Otoritas perlindungan hewan Taipei menyampaikan bahwa petugas yang dikerahkan ke lokasi mengonfirmasi bahwa anjing tersebut telah terdaftar dengan microchip dan memanggil pemiliknya untuk memberikan keterangan.
Pemilik yang tidak disebutkan namanya itu menjelaskan kepada petugas bahwa ia bekerja di luar kota pada siang hari, sedangkan anjing tersebut dipelihara di teras atap yang menampung cukup banyak tumpukan barang bekas.
Pada hari kejadian, anjing itu diduga terkejut karena hujan deras dan suara petir, lalu memanjat tumpukan barang bekas tersebut, melompati tembok pembatas, dan berjalan di sepanjang kanopi sebelum akhirnya terjatuh hingga tewas, kata pemilik.

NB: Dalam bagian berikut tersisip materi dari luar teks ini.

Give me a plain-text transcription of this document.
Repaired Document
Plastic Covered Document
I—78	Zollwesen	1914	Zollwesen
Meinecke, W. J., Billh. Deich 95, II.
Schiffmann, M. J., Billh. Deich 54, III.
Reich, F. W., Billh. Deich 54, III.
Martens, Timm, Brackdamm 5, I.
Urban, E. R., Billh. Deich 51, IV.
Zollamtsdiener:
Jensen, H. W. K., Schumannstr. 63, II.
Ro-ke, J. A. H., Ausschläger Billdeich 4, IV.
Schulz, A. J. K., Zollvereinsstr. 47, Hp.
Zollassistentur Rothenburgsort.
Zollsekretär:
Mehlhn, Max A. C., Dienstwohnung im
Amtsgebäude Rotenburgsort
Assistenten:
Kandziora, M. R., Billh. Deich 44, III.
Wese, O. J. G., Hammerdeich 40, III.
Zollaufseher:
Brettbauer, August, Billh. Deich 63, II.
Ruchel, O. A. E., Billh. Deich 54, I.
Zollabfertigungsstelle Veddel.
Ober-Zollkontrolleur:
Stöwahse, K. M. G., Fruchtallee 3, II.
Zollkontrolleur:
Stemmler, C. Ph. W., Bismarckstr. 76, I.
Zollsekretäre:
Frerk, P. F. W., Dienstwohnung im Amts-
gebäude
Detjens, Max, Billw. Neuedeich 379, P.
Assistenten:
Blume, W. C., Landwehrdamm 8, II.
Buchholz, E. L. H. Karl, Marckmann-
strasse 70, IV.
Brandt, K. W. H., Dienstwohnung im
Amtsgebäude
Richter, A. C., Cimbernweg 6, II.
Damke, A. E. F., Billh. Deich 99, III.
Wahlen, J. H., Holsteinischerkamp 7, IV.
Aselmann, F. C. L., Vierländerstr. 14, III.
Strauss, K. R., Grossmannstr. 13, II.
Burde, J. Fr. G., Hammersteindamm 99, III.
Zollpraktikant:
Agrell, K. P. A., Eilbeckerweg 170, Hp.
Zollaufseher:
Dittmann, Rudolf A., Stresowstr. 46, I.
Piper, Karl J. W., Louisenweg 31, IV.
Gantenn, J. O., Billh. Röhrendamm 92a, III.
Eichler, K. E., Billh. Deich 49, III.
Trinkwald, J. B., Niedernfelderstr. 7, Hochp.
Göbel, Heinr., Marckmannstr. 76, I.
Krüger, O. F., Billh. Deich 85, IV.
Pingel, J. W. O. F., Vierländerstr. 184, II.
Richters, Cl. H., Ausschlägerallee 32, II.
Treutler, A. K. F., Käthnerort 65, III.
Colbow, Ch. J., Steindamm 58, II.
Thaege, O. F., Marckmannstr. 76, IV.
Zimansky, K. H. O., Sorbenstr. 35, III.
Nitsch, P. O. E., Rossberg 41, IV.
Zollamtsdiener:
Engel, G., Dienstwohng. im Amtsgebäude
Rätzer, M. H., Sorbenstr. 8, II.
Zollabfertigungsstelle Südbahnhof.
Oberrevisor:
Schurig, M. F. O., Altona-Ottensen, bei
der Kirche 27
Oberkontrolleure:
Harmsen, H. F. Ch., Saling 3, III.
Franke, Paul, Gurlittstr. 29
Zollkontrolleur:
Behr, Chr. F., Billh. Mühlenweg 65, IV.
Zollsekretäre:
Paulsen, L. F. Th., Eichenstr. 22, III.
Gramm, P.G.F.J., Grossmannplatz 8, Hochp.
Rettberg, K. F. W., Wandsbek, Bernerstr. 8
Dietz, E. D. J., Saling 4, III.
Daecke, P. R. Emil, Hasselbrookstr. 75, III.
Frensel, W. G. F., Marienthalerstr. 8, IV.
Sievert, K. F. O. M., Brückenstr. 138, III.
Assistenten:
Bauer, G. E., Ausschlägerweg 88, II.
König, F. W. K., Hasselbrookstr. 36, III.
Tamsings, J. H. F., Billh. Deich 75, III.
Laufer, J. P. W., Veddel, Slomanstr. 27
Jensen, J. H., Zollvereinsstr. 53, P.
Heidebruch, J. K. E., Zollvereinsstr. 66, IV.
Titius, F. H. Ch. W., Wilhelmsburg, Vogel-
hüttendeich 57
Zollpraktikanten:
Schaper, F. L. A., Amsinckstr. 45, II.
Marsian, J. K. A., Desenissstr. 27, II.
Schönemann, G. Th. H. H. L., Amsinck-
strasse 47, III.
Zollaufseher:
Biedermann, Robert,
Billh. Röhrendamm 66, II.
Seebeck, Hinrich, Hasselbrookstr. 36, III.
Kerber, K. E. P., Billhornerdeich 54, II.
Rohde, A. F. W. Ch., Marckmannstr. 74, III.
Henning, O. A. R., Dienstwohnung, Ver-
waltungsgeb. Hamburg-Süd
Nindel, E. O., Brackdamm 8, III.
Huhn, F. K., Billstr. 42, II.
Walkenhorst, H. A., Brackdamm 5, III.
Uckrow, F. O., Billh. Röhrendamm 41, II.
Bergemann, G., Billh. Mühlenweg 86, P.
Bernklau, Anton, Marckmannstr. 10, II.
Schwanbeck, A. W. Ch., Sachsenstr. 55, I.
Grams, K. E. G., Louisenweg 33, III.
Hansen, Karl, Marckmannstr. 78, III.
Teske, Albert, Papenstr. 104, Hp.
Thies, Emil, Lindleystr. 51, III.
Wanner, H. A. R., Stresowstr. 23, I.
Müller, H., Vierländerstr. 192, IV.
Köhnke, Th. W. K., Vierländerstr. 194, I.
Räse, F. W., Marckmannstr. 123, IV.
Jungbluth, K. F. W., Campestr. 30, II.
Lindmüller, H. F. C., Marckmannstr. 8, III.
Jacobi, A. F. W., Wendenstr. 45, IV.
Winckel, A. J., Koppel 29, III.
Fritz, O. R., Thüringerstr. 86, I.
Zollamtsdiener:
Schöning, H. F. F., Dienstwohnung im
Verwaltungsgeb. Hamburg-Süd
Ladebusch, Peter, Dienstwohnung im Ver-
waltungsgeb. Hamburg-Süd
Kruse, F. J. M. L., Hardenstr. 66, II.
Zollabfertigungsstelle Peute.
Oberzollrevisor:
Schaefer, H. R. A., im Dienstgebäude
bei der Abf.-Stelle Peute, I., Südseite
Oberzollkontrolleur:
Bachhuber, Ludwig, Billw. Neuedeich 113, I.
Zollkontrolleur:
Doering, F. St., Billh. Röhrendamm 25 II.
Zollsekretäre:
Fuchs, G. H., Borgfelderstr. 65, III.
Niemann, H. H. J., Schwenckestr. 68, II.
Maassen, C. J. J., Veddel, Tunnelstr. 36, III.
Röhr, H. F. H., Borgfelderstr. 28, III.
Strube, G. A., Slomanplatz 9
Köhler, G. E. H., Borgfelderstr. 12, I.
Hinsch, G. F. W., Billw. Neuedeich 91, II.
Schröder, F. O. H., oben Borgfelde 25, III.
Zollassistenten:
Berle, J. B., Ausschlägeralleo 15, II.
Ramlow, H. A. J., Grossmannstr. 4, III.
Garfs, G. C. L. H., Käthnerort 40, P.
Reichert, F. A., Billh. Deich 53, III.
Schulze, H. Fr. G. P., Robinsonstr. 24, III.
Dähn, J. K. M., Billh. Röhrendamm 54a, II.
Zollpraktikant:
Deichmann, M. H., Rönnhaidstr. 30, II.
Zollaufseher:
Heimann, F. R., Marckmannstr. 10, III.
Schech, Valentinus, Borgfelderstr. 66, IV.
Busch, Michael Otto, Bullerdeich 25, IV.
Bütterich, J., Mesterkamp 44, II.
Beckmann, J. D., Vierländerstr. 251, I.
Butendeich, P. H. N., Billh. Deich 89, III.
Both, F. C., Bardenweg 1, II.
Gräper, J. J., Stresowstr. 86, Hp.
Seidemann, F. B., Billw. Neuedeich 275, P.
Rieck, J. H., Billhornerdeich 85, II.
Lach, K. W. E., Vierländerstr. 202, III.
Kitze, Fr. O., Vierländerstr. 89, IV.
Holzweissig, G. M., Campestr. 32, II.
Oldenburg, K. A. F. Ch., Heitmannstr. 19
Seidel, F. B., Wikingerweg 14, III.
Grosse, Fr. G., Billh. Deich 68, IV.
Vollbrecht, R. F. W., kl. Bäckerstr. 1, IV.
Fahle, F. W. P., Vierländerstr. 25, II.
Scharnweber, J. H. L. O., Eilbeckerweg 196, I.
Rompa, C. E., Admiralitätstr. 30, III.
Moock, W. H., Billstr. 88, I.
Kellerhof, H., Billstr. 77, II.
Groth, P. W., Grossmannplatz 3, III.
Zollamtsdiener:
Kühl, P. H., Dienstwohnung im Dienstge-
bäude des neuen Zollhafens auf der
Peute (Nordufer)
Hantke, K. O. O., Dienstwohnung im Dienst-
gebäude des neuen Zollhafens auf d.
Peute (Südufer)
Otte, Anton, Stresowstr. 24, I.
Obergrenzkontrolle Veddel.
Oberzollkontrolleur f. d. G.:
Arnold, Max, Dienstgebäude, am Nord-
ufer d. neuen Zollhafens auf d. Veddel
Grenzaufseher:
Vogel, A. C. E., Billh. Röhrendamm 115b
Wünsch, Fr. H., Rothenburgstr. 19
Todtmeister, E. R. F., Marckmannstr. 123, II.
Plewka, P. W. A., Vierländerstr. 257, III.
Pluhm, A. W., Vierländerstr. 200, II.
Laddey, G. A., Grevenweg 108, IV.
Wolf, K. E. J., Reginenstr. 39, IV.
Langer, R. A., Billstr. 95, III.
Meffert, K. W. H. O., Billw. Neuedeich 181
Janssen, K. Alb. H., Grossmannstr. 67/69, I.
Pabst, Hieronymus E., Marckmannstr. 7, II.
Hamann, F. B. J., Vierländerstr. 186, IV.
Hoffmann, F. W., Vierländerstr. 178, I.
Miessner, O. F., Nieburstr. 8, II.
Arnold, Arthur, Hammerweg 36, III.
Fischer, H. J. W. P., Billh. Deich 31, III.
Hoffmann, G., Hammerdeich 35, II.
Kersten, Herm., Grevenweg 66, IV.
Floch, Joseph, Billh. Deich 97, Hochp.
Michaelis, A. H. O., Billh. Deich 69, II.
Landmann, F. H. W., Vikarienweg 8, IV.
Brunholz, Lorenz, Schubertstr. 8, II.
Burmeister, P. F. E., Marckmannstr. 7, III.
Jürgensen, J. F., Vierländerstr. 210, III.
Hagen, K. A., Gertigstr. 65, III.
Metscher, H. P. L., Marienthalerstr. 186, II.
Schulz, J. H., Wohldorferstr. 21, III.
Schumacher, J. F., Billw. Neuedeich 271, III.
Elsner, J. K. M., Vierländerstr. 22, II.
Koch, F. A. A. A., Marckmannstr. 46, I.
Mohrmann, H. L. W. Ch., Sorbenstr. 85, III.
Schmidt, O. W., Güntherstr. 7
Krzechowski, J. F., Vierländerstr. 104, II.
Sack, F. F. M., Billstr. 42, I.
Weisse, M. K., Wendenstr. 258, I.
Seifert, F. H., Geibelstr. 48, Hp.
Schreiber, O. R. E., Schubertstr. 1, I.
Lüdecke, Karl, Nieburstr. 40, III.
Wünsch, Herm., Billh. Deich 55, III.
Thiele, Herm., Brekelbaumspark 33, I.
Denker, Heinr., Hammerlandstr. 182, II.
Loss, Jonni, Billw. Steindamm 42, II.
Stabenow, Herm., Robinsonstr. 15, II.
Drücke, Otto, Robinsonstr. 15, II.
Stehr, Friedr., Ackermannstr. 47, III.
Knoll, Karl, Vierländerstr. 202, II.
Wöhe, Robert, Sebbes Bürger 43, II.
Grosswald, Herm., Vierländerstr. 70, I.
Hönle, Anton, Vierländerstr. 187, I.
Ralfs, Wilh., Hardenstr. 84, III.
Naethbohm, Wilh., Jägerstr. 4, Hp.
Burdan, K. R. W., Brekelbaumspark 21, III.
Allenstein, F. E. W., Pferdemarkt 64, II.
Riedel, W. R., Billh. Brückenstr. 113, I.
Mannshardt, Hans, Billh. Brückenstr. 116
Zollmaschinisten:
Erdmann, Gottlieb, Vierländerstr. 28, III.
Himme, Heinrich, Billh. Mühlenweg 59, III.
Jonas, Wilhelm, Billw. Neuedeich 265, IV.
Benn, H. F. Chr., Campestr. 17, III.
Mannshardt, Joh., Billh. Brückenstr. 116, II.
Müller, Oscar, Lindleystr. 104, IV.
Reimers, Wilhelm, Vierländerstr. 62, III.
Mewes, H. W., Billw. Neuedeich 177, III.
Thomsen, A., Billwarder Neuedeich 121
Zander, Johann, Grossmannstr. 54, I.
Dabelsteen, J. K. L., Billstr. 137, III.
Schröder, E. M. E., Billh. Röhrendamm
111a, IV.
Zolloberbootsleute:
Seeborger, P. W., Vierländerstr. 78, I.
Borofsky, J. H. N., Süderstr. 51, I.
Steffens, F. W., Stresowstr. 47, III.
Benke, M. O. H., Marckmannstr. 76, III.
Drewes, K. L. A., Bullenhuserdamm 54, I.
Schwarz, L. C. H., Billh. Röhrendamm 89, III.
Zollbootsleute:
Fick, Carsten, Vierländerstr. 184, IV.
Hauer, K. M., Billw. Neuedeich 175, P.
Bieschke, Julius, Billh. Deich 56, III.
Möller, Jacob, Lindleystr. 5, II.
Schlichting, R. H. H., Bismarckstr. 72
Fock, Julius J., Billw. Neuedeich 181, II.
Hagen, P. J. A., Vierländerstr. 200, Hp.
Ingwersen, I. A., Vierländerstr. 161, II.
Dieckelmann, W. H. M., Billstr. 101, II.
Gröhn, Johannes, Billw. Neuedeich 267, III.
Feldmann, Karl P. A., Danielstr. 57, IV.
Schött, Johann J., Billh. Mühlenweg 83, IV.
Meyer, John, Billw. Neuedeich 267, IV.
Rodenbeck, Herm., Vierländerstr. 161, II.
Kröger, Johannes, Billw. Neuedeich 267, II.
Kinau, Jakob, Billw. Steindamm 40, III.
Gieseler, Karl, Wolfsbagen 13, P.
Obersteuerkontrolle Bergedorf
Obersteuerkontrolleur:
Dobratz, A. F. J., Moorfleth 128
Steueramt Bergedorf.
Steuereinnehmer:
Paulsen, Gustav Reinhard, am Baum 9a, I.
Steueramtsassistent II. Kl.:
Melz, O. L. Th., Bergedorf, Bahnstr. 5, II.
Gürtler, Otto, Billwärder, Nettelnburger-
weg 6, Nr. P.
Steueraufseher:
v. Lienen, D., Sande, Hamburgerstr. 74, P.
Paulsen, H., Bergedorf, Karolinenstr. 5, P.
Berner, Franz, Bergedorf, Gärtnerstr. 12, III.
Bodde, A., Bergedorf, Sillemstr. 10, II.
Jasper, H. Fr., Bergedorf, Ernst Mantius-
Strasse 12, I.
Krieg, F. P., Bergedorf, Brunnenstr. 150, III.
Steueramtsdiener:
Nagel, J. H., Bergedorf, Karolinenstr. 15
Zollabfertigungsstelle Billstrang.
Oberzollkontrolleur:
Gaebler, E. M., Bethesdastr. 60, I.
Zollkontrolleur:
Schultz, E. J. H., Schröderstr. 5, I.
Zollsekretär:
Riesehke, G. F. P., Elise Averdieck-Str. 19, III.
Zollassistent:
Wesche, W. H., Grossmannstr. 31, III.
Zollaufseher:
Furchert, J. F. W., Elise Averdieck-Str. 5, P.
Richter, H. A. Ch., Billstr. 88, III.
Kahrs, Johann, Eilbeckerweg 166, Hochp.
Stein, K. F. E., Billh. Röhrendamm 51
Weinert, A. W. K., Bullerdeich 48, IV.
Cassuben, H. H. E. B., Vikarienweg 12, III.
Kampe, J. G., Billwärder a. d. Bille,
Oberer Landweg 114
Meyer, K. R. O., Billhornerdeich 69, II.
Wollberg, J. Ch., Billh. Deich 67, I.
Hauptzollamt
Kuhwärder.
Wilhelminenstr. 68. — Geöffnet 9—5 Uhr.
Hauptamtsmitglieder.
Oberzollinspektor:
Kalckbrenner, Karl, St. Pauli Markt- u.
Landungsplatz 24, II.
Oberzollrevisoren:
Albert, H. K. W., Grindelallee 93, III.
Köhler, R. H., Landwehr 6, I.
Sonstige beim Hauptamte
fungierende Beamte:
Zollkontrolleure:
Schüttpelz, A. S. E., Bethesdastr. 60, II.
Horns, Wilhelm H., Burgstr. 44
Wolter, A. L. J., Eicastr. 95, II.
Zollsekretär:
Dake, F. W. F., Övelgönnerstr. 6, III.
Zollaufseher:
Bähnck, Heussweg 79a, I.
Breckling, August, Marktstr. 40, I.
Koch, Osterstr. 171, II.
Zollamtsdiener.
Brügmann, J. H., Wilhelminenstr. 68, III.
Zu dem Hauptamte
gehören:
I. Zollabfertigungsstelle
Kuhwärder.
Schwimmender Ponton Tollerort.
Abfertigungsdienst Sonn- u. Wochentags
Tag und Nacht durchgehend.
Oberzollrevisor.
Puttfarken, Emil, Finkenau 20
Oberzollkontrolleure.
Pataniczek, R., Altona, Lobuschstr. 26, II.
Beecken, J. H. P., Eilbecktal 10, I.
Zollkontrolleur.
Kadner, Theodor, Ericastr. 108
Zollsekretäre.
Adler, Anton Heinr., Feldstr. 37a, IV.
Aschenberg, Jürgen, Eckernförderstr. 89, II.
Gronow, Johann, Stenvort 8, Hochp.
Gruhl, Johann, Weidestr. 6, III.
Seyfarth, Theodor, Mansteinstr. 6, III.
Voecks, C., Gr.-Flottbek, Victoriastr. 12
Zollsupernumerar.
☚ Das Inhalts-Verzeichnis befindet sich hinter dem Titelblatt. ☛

Kantor perlindungan hewan menegaskan bahwa berdasarkan hasil pemeriksaan rekaman kamera pengawas di lokasi kejadian, pemilik telah gagal merawat lingkungan pemeliharaan dengan baik serta tidak menyediakan perlindungan keselamatan yang memadai.
Atas pelanggaran Undang-Undang Perlindungan Hewan tersebut, pemilik dijatuhi denda sebesar NT$15.000, kata otoritas.
Otoritas New Taipei mengimbau pemilik hewan, terutama yang tinggal di lantai tinggi, untuk tidak menumpuk barang di dekat tembok balkon dan memasang jaring pengaman guna mencegah hewan jatuh akibat terkejut atau memanjat.
Pemilik juga diingatkan untuk proaktif menyingkirkan bahaya lingkungan demi mencegah tragedi fatal akibat kelalaian.